Table 6 lists the comparison for area of the multi-bit adders with several existing adders. To display the contrast effect of the area, the trend carves are made in Fig. 15a. Clock delay comparision is shown in Fig. 15b. Table 7 indicates the number of majority gates (MV), the number of inverters (INV), the number of crossings and the delay in various adders. The complexity of the adders is denoted as M + I + C, where M, I and C represent the number of majority gates, number of inverters, number of crossings, respectively, as demonstrated in Fig. 15c. Reference [28] described a criterion about the design of cost functions for QCA circuits as Cost = (M2 + I + C2) × T, where T(clock cycles) is the delay of one circuit. Figure 15d illustrates the comparison of the QCA cost listed in Table 7. From the trend curves of 12 multi-adders in Fig. 15, it is found to be that P surpasses the huge majority adders, ranking the fifth in area, the fourth in complexity and cost. Only the multi-bit adders in [6, 37] are always superior to the proposed one in these three aspects. The multi-adders in [35] is also better than P in terms of area and cost but the complexity. The value of our proposed multi-adders, however, is the implementation of crossing with coplanar types while adders in [6, 35, 37] are multi-layer crossings. Although the multi-layer designs will be area-efficient, they bring the fabrication difficulty at the same time because the multi-layer crossovers require at least three layers to design the circuits. Note that P shows the best performance in the present of all the coplanar crossings. Combined with forementioned analysis, the proposed adders will be better alternatives.

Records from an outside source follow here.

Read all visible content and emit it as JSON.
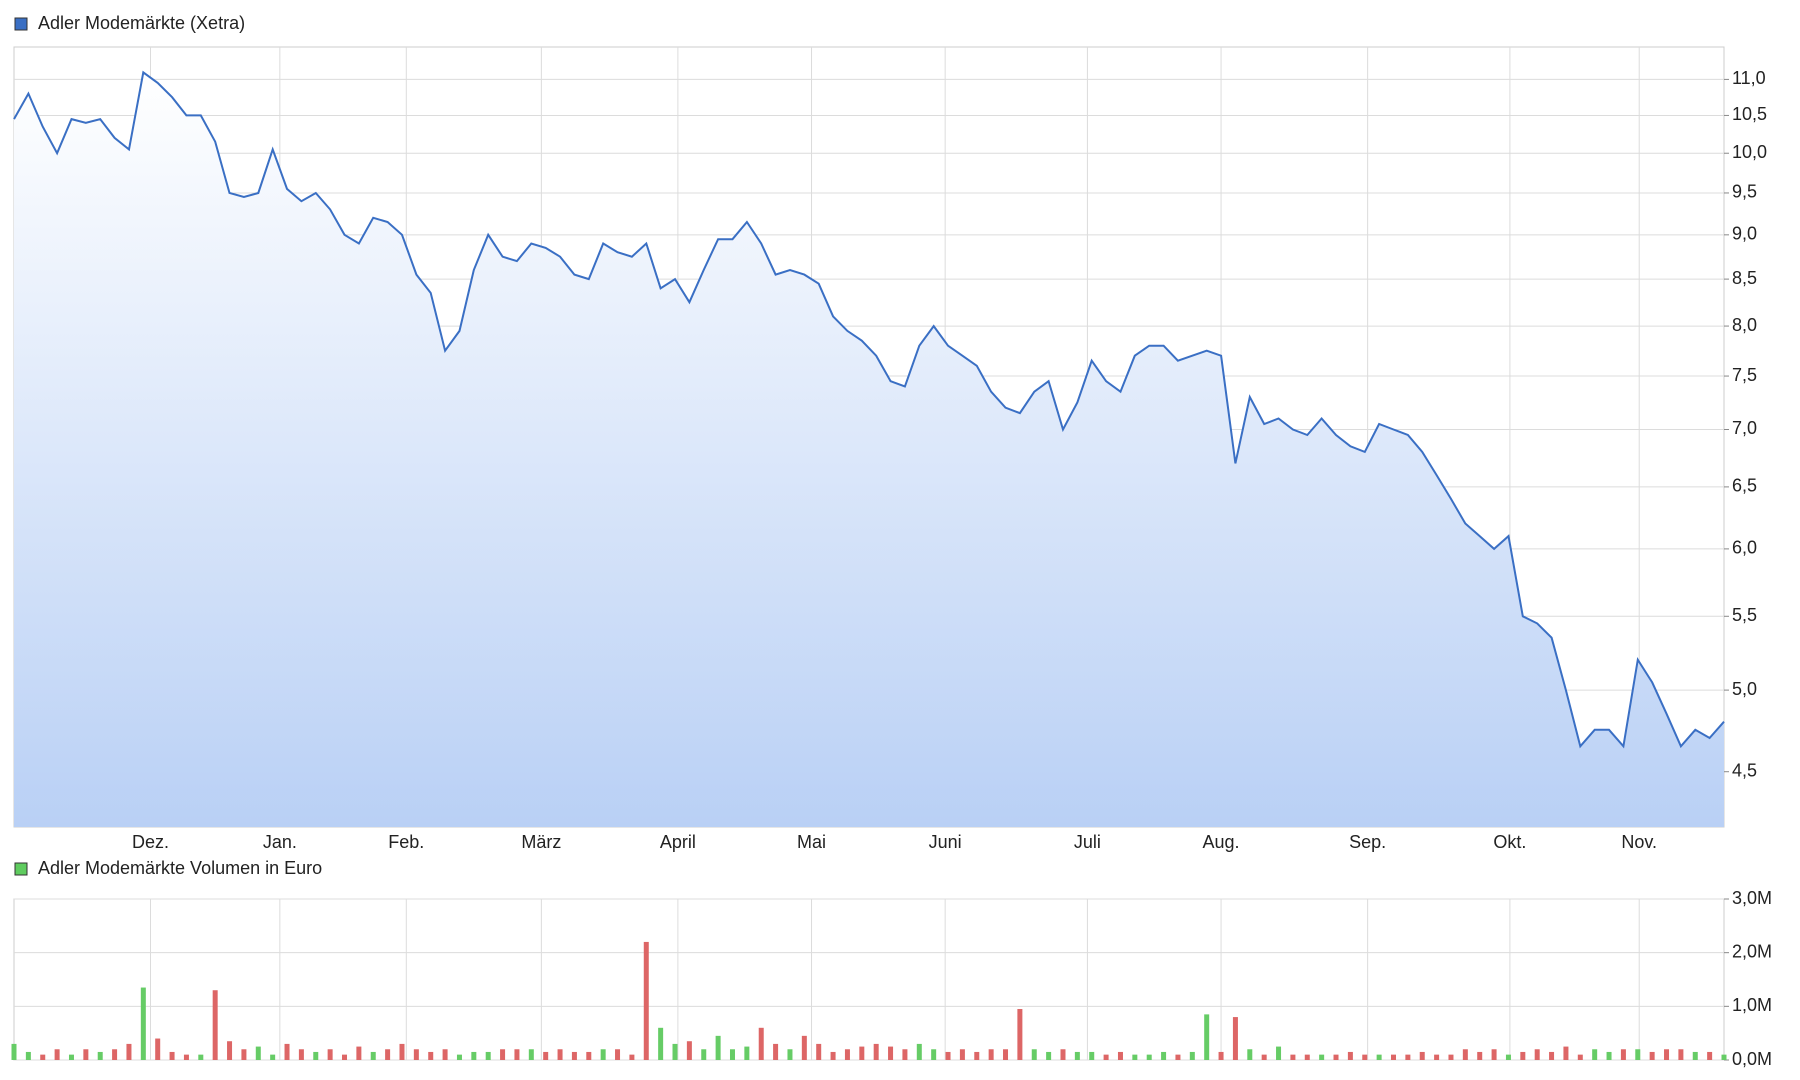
{
  "chart_data": [
    {
      "type": "line",
      "title": "Adler Modemärkte (Xetra)",
      "color": "#3a6fc4",
      "log": true,
      "grid": true,
      "values": [
        10.45,
        10.8,
        10.35,
        10.0,
        10.45,
        10.4,
        10.45,
        10.2,
        10.05,
        11.1,
        10.95,
        10.75,
        10.5,
        10.5,
        10.15,
        9.5,
        9.45,
        9.5,
        10.05,
        9.55,
        9.4,
        9.5,
        9.3,
        9.0,
        8.9,
        9.2,
        9.15,
        9.0,
        8.55,
        8.35,
        7.75,
        7.95,
        8.6,
        9.0,
        8.75,
        8.7,
        8.9,
        8.85,
        8.75,
        8.55,
        8.5,
        8.9,
        8.8,
        8.75,
        8.9,
        8.4,
        8.5,
        8.25,
        8.6,
        8.95,
        8.95,
        9.15,
        8.9,
        8.55,
        8.6,
        8.55,
        8.45,
        8.1,
        7.95,
        7.85,
        7.7,
        7.45,
        7.4,
        7.8,
        8.0,
        7.8,
        7.7,
        7.6,
        7.35,
        7.2,
        7.15,
        7.35,
        7.45,
        7.0,
        7.25,
        7.65,
        7.45,
        7.35,
        7.7,
        7.8,
        7.8,
        7.65,
        7.7,
        7.75,
        7.7,
        6.7,
        7.3,
        7.05,
        7.1,
        7.0,
        6.95,
        7.1,
        6.95,
        6.85,
        6.8,
        7.05,
        7.0,
        6.95,
        6.8,
        6.6,
        6.4,
        6.2,
        6.1,
        6.0,
        6.1,
        5.5,
        5.45,
        5.35,
        5.0,
        4.65,
        4.75,
        4.75,
        4.65,
        5.2,
        5.05,
        4.85,
        4.65,
        4.75,
        4.7,
        4.8
      ],
      "xticks": [
        {
          "value": 9.5,
          "label": "Dez."
        },
        {
          "value": 18.5,
          "label": "Jan."
        },
        {
          "value": 27.3,
          "label": "Feb."
        },
        {
          "value": 36.7,
          "label": "März"
        },
        {
          "value": 46.2,
          "label": "April"
        },
        {
          "value": 55.5,
          "label": "Mai"
        },
        {
          "value": 64.8,
          "label": "Juni"
        },
        {
          "value": 74.7,
          "label": "Juli"
        },
        {
          "value": 84.0,
          "label": "Aug."
        },
        {
          "value": 94.2,
          "label": "Sep."
        },
        {
          "value": 104.1,
          "label": "Okt."
        },
        {
          "value": 113.1,
          "label": "Nov."
        }
      ],
      "ylim": [
        4.19,
        11.47
      ],
      "yticks": [
        {
          "value": 4.5,
          "label": "4,5"
        },
        {
          "value": 5.0,
          "label": "5,0"
        },
        {
          "value": 5.5,
          "label": "5,5"
        },
        {
          "value": 6.0,
          "label": "6,0"
        },
        {
          "value": 6.5,
          "label": "6,5"
        },
        {
          "value": 7.0,
          "label": "7,0"
        },
        {
          "value": 7.5,
          "label": "7,5"
        },
        {
          "value": 8.0,
          "label": "8,0"
        },
        {
          "value": 8.5,
          "label": "8,5"
        },
        {
          "value": 9.0,
          "label": "9,0"
        },
        {
          "value": 9.5,
          "label": "9,5"
        },
        {
          "value": 10.0,
          "label": "10,0"
        },
        {
          "value": 10.5,
          "label": "10,5"
        },
        {
          "value": 11.0,
          "label": "11,0"
        }
      ]
    },
    {
      "type": "bar",
      "title": "Adler Modemärkte Volumen in Euro",
      "color": "#5fcc5f",
      "grid": true,
      "values": [
        0.3,
        0.15,
        0.1,
        0.2,
        0.1,
        0.2,
        0.15,
        0.2,
        0.3,
        1.35,
        0.4,
        0.15,
        0.1,
        0.1,
        1.3,
        0.35,
        0.2,
        0.25,
        0.1,
        0.3,
        0.2,
        0.15,
        0.2,
        0.1,
        0.25,
        0.15,
        0.2,
        0.3,
        0.2,
        0.15,
        0.2,
        0.1,
        0.15,
        0.15,
        0.2,
        0.2,
        0.2,
        0.15,
        0.2,
        0.15,
        0.15,
        0.2,
        0.2,
        0.1,
        2.2,
        0.6,
        0.3,
        0.35,
        0.2,
        0.45,
        0.2,
        0.25,
        0.6,
        0.3,
        0.2,
        0.45,
        0.3,
        0.15,
        0.2,
        0.25,
        0.3,
        0.25,
        0.2,
        0.3,
        0.2,
        0.15,
        0.2,
        0.15,
        0.2,
        0.2,
        0.95,
        0.2,
        0.15,
        0.2,
        0.15,
        0.15,
        0.1,
        0.15,
        0.1,
        0.1,
        0.15,
        0.1,
        0.15,
        0.85,
        0.15,
        0.8,
        0.2,
        0.1,
        0.25,
        0.1,
        0.1,
        0.1,
        0.1,
        0.15,
        0.1,
        0.1,
        0.1,
        0.1,
        0.15,
        0.1,
        0.1,
        0.2,
        0.15,
        0.2,
        0.1,
        0.15,
        0.2,
        0.15,
        0.25,
        0.1,
        0.2,
        0.15,
        0.2,
        0.2,
        0.15,
        0.2,
        0.2,
        0.15,
        0.15,
        0.1
      ],
      "colors": [
        "#6c6",
        "#6c6",
        "#d66",
        "#d66",
        "#6c6",
        "#d66",
        "#6c6",
        "#d66",
        "#d66",
        "#6c6",
        "#d66",
        "#d66",
        "#d66",
        "#6c6",
        "#d66",
        "#d66",
        "#d66",
        "#6c6",
        "#6c6",
        "#d66",
        "#d66",
        "#6c6",
        "#d66",
        "#d66",
        "#d66",
        "#6c6",
        "#d66",
        "#d66",
        "#d66",
        "#d66",
        "#d66",
        "#6c6",
        "#6c6",
        "#6c6",
        "#d66",
        "#d66",
        "#6c6",
        "#d66",
        "#d66",
        "#d66",
        "#d66",
        "#6c6",
        "#d66",
        "#d66",
        "#d66",
        "#6c6",
        "#6c6",
        "#d66",
        "#6c6",
        "#6c6",
        "#6c6",
        "#6c6",
        "#d66",
        "#d66",
        "#6c6",
        "#d66",
        "#d66",
        "#d66",
        "#d66",
        "#d66",
        "#d66",
        "#d66",
        "#d66",
        "#6c6",
        "#6c6",
        "#d66",
        "#d66",
        "#d66",
        "#d66",
        "#d66",
        "#d66",
        "#6c6",
        "#6c6",
        "#d66",
        "#6c6",
        "#6c6",
        "#d66",
        "#d66",
        "#6c6",
        "#6c6",
        "#6c6",
        "#d66",
        "#6c6",
        "#6c6",
        "#d66",
        "#d66",
        "#6c6",
        "#d66",
        "#6c6",
        "#d66",
        "#d66",
        "#6c6",
        "#d66",
        "#d66",
        "#d66",
        "#6c6",
        "#d66",
        "#d66",
        "#d66",
        "#d66",
        "#d66",
        "#d66",
        "#d66",
        "#d66",
        "#6c6",
        "#d66",
        "#d66",
        "#d66",
        "#d66",
        "#d66",
        "#6c6",
        "#6c6",
        "#d66",
        "#6c6",
        "#d66",
        "#d66",
        "#d66",
        "#6c6",
        "#d66",
        "#6c6"
      ],
      "ylim": [
        0,
        3
      ],
      "yticks": [
        {
          "value": 0,
          "label": "0,0M"
        },
        {
          "value": 1,
          "label": "1,0M"
        },
        {
          "value": 2,
          "label": "2,0M"
        },
        {
          "value": 3,
          "label": "3,0M"
        }
      ]
    }
  ]
}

Table 6 Area of multi-bit adders (μm2)
Fig. 15
figure 15

Comparison of the proposed multi-bit adders to previous adders in terms of a Area. b Delay. c Complexity. d Cost = (M2 + I + C2) × T

Table 7 Summary of n-bit adders

5 Conclusion

In this paper, we proposed a three-input majority gate based on a 5 × 5 module, the main method of module design methodology. Then a five-input majority gate was implemented with this gate by adding two more inputs on the basis of three-input majority gate, which distinguishes our designs from others. Both two designs showed better simulation results than prior work given area, number of cells, energy dissipation and fault tolerance into comprehensive consideration. Especially in fault tolerance, two designs are up to 80.95% and 47.62% respectively in the presence of one cell omission. One-bit full adders were implemented based on proposed three-input and five-input majority gates. Compared with existing designs, these two adders behave well, which verifies the practicability of the proposed majority gates at the same time. Moreover, to illustrate the applications of the proposed full adder and its scalability, the multi-bit designs were designed and also showed the better performance in terms of area, complexity and QCA cost in contrast to existing adders.